I think I've tried every version of Spectral Layers since the beginning (can you say Sony/Sound Forge). It is clever tech, and in the right hands it is probably very useful. I've just never gotten the hang of it. I'm kinda stuck in the good old 2D, amplitude vs time view.
Which is odd, since I've no problem using a variety of views in my measurement work. Many are even further from old faithful.
I think part of the problem is I still make most of my edits by ear, for audio I've never been completely comfortable editing visually.
Once upon a time the visual representations were not all that precise. Now they are, but I like to hear what I'm doing.
If someone has a great explanation of uses for Spectral Layers I am all ears! (sorry, couldn't resist)
Re: Spectralayers 10 Pro
Posted: Jun 23, 2023 3:09 pm
by Guy Rowland
I think I’ve fully crossed over to visual editing, Bill - a decade with RX has done it to me. To the point where sometimes I zip a file across from PT, look at the spectrogram, edit, send it back without bothering to listen in RX at all. Then I play it in situ, and it’s right. I know what sounds look like I guess.
I actually get a little thrill of excitement at the thought of being able to separate that visual mess into layers, especially when it comes to overlapping voices. I know the pain of manually trying to discern one voice over another, and clumsily editing, which is never very good. So if you want an example use, that’s it. Previously impossible, essentially (if it delivers in practice - and early word seems to be good).

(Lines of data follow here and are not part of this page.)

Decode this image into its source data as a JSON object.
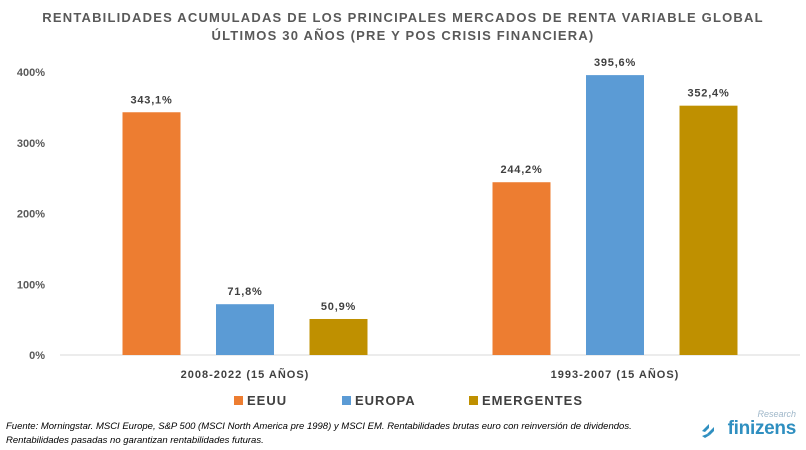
{
  "chart_data": {
    "type": "bar",
    "title": "RENTABILIDADES ACUMULADAS DE LOS PRINCIPALES MERCADOS DE RENTA VARIABLE GLOBAL",
    "subtitle": "ÚLTIMOS 30 AÑOS (PRE Y POS CRISIS FINANCIERA)",
    "categories": [
      "2008-2022 (15 AÑOS)",
      "1993-2007 (15 AÑOS)"
    ],
    "series": [
      {
        "name": "EEUU",
        "color": "#ED7D31",
        "values": [
          343.1,
          244.2
        ],
        "labels": [
          "343,1%",
          "244,2%"
        ]
      },
      {
        "name": "EUROPA",
        "color": "#5B9BD5",
        "values": [
          71.8,
          395.6
        ],
        "labels": [
          "71,8%",
          "395,6%"
        ]
      },
      {
        "name": "EMERGENTES",
        "color": "#BF9000",
        "values": [
          50.9,
          352.4
        ],
        "labels": [
          "50,9%",
          "352,4%"
        ]
      }
    ],
    "ylim": [
      0,
      400
    ],
    "yticks": [
      0,
      100,
      200,
      300,
      400
    ],
    "ytick_labels": [
      "0%",
      "100%",
      "200%",
      "300%",
      "400%"
    ],
    "grid": false,
    "legend": "bottom"
  },
  "footnote": {
    "line1": "Fuente: Morningstar. MSCI Europe, S&P 500 (MSCI North America pre 1998) y MSCI EM. Rentabilidades brutas euro con reinversión de dividendos.",
    "line2": "Rentabilidades pasadas no garantizan rentabilidades futuras."
  },
  "logo": {
    "tagline": "Research",
    "wordmark": "finizens"
  }
}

Spectralayers has always sort of promised things like this are possible, but until now the reality seems to have fallen far short of the potential. I do think this might be the version to have done it. To me its another example of iZotope dropping the ball. You have to go back years to find a really groundbreaking and useful feature.
Re: Spectralayers 10 Pro
Posted: Jul 18, 2023 8:07 am
by thesteelydane
Guy Rowland wrote: ↑Jun 23, 2023 3:09 pm
I think I’ve fully crossed over to visual editing, Bill - a decade with RX has done it to me. To the point where sometimes I zip a file across from PT, look at the spectrogram, edit, send it back without bothering to listen in RX at all. Then I play it in situ, and it’s right. I know what sounds look like I guess.

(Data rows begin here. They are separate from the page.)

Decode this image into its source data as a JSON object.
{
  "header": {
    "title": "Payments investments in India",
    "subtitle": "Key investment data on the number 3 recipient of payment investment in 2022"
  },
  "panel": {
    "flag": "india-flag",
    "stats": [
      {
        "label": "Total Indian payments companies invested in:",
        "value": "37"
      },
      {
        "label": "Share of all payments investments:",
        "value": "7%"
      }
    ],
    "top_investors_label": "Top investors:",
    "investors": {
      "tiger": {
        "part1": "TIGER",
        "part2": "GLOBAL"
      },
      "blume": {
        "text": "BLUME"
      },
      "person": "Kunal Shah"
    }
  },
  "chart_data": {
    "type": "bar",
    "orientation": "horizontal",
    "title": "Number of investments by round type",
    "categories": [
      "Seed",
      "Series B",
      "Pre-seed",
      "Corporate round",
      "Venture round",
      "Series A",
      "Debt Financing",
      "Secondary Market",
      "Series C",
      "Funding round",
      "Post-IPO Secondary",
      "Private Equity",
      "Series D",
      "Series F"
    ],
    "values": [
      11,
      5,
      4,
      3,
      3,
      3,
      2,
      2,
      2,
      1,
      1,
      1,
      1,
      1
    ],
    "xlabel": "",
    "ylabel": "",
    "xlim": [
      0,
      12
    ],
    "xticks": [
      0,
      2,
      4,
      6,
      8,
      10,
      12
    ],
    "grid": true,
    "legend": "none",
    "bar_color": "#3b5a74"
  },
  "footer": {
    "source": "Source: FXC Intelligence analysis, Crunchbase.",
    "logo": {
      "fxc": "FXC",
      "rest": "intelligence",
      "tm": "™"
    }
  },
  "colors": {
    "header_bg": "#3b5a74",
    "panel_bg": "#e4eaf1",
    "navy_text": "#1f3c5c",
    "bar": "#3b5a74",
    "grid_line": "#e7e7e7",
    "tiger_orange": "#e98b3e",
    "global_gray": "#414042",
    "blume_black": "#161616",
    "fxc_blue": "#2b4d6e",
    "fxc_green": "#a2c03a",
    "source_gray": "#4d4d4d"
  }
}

I actually get a little thrill of excitement at the thought of being able to separate that visual mess into layers, especially when it comes to overlapping voices. I know the pain of manually trying to discern one voice over another, and clumsily editing, which is never very good. So if you want an example use, that’s it. Previously impossible, essentially (if it delivers in practice - and early word seems to be good).

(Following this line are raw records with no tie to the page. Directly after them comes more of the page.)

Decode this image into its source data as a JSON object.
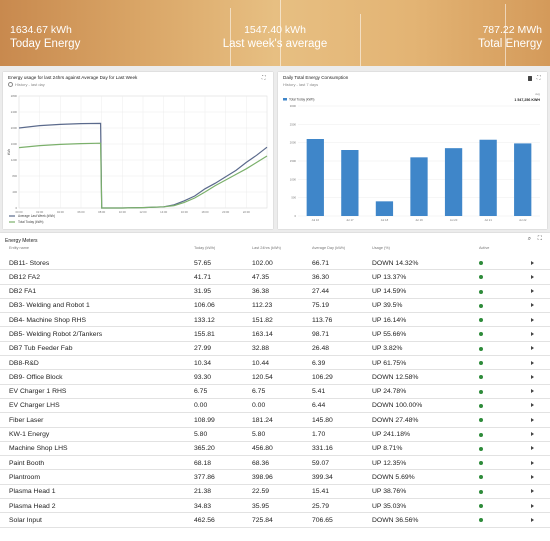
{
  "banner": {
    "today": {
      "value": "1634.67 kWh",
      "label": "Today Energy"
    },
    "last_week": {
      "value": "1547.40 kWh",
      "label": "Last week's average"
    },
    "total": {
      "value": "787.22 MWh",
      "label": "Total Energy"
    }
  },
  "line_card": {
    "title": "Energy usage for last 24hrs against Average Day for Last Week",
    "subtitle": "History - last day",
    "y_axis_label": "kWh",
    "legend": [
      "Average Last Week (kWh)",
      "Total Today (kWh)"
    ]
  },
  "bar_card": {
    "title": "Daily Total Energy Consumption",
    "subtitle": "History - last 7 days",
    "legend": "Total Today (kWh)",
    "right_label": "Avg",
    "right_value": "1 547,256 KWH"
  },
  "chart_data": [
    {
      "type": "line",
      "title": "Energy usage for last 24hrs against Average Day for Last Week",
      "ylabel": "kWh",
      "ylim": [
        0,
        2800
      ],
      "y_ticks": [
        0,
        400,
        800,
        1200,
        1600,
        2000,
        2400,
        2800
      ],
      "x_ticks": [
        "00:00",
        "02:00",
        "04:00",
        "06:00",
        "08:00",
        "10:00",
        "12:00",
        "14:00",
        "16:00",
        "18:00",
        "20:00",
        "22:00"
      ],
      "xlim": [
        0,
        24
      ],
      "legend_position": "bottom-left",
      "series": [
        {
          "name": "Average Last Week (kWh)",
          "color": "#5b6a8c",
          "x": [
            0,
            2,
            4,
            6,
            7.9,
            8,
            10,
            12,
            14,
            15,
            16,
            17,
            18,
            19,
            20,
            21,
            22,
            23,
            24
          ],
          "y": [
            2000,
            2060,
            2090,
            2110,
            2115,
            0,
            0,
            10,
            30,
            80,
            180,
            300,
            480,
            620,
            780,
            940,
            1140,
            1320,
            1520
          ]
        },
        {
          "name": "Total Today (kWh)",
          "color": "#7bb06b",
          "x": [
            0,
            2,
            4,
            6,
            7.9,
            8,
            10,
            12,
            14,
            15,
            16,
            17,
            18,
            19,
            20,
            21,
            22,
            23,
            24
          ],
          "y": [
            1510,
            1560,
            1590,
            1610,
            1620,
            0,
            0,
            10,
            30,
            60,
            140,
            250,
            400,
            560,
            700,
            840,
            980,
            1140,
            1300
          ]
        }
      ]
    },
    {
      "type": "bar",
      "title": "Daily Total Energy Consumption",
      "categories": [
        "Jul 16",
        "Jul 17",
        "Jul 18",
        "Jul 19",
        "Jul 20",
        "Jul 21",
        "Jul 22"
      ],
      "values": [
        2100,
        1800,
        400,
        1600,
        1850,
        2080,
        1980
      ],
      "ylim": [
        0,
        3000
      ],
      "y_ticks": [
        0,
        500,
        1000,
        1500,
        2000,
        2500,
        3000
      ],
      "color": "#3f86c9"
    }
  ],
  "table": {
    "title": "Energy Meters",
    "headers": [
      "Entity name",
      "Today (kWh)",
      "Last 24hrs (kWh)",
      "Average Day (kWh)",
      "Usage (%)",
      "Active"
    ],
    "rows": [
      [
        "DB11- Stores",
        "57.65",
        "102.00",
        "66.71",
        "DOWN 14.32%"
      ],
      [
        "DB12 FA2",
        "41.71",
        "47.35",
        "36.30",
        "UP 13.37%"
      ],
      [
        "DB2 FA1",
        "31.95",
        "36.38",
        "27.44",
        "UP 14.59%"
      ],
      [
        "DB3- Welding and Robot 1",
        "106.06",
        "112.23",
        "75.19",
        "UP 39.5%"
      ],
      [
        "DB4- Machine Shop RHS",
        "133.12",
        "151.82",
        "113.76",
        "UP 16.14%"
      ],
      [
        "DB5- Welding Robot 2/Tankers",
        "155.81",
        "163.14",
        "98.71",
        "UP 55.66%"
      ],
      [
        "DB7 Tub Feeder Fab",
        "27.99",
        "32.88",
        "26.48",
        "UP 3.82%"
      ],
      [
        "DB8-R&D",
        "10.34",
        "10.44",
        "6.39",
        "UP 61.75%"
      ],
      [
        "DB9- Office Block",
        "93.30",
        "120.54",
        "106.29",
        "DOWN 12.58%"
      ],
      [
        "EV Charger 1 RHS",
        "6.75",
        "6.75",
        "5.41",
        "UP 24.78%"
      ],
      [
        "EV Charger LHS",
        "0.00",
        "0.00",
        "6.44",
        "DOWN 100.00%"
      ],
      [
        "Fiber Laser",
        "108.99",
        "181.24",
        "145.80",
        "DOWN 27.48%"
      ],
      [
        "KW-1 Energy",
        "5.80",
        "5.80",
        "1.70",
        "UP 241.18%"
      ],
      [
        "Machine Shop LHS",
        "365.20",
        "456.80",
        "331.16",
        "UP 8.71%"
      ],
      [
        "Paint Booth",
        "68.18",
        "68.36",
        "59.07",
        "UP 12.35%"
      ],
      [
        "Plantroom",
        "377.86",
        "398.96",
        "399.34",
        "DOWN 5.69%"
      ],
      [
        "Plasma Head 1",
        "21.38",
        "22.59",
        "15.41",
        "UP 38.76%"
      ],
      [
        "Plasma Head 2",
        "34.83",
        "35.95",
        "25.79",
        "UP 35.03%"
      ],
      [
        "Solar Input",
        "462.56",
        "725.84",
        "706.65",
        "DOWN 36.56%"
      ]
    ]
  }
}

Spectralayers has always sort of promised things like this are possible, but until now the reality seems to have fallen far short of the potential. I do think this might be the version to have done it. To me its another example of iZotope dropping the ball. You have to go back years to find a really groundbreaking and useful feature.
I'm the same as you, I consider myself an RX Ninja, but the lack of something truly new in a the last couple of versions is worrying. The most infuriating thing for me is how to gets slower and slower the longer into a session it gets. I assume it has to do with the undo list, but there's no way to disable it, so I have to save and re-open my session every 20 min, or things like the spectral repair tools get's excruciatingly slow. Working on a 10 mic positions project now, which the composite view is made for, but after just 20 edits or so it crawls to a halt. Maybe it's just my system (specced up Intel Mac mini 2020)
A music test was pretty darn impressive - the separation between guitar and piano is quite incredible at times. In general I think it is superior to RX9 (I don't have RX10 but I believe it's the same), though swishyness is still frequently present.
Much more disappointing however was separation between multiple voices. I gave it a pretty easy first try between a male and female speaker, but it failed to to differentiate at all, marking them as a single speaker.
It'll be playing in more depth in the coming weeks, but my urge to get it sooner rather than later has diminished - some way off from that particular miracle coming true it seems.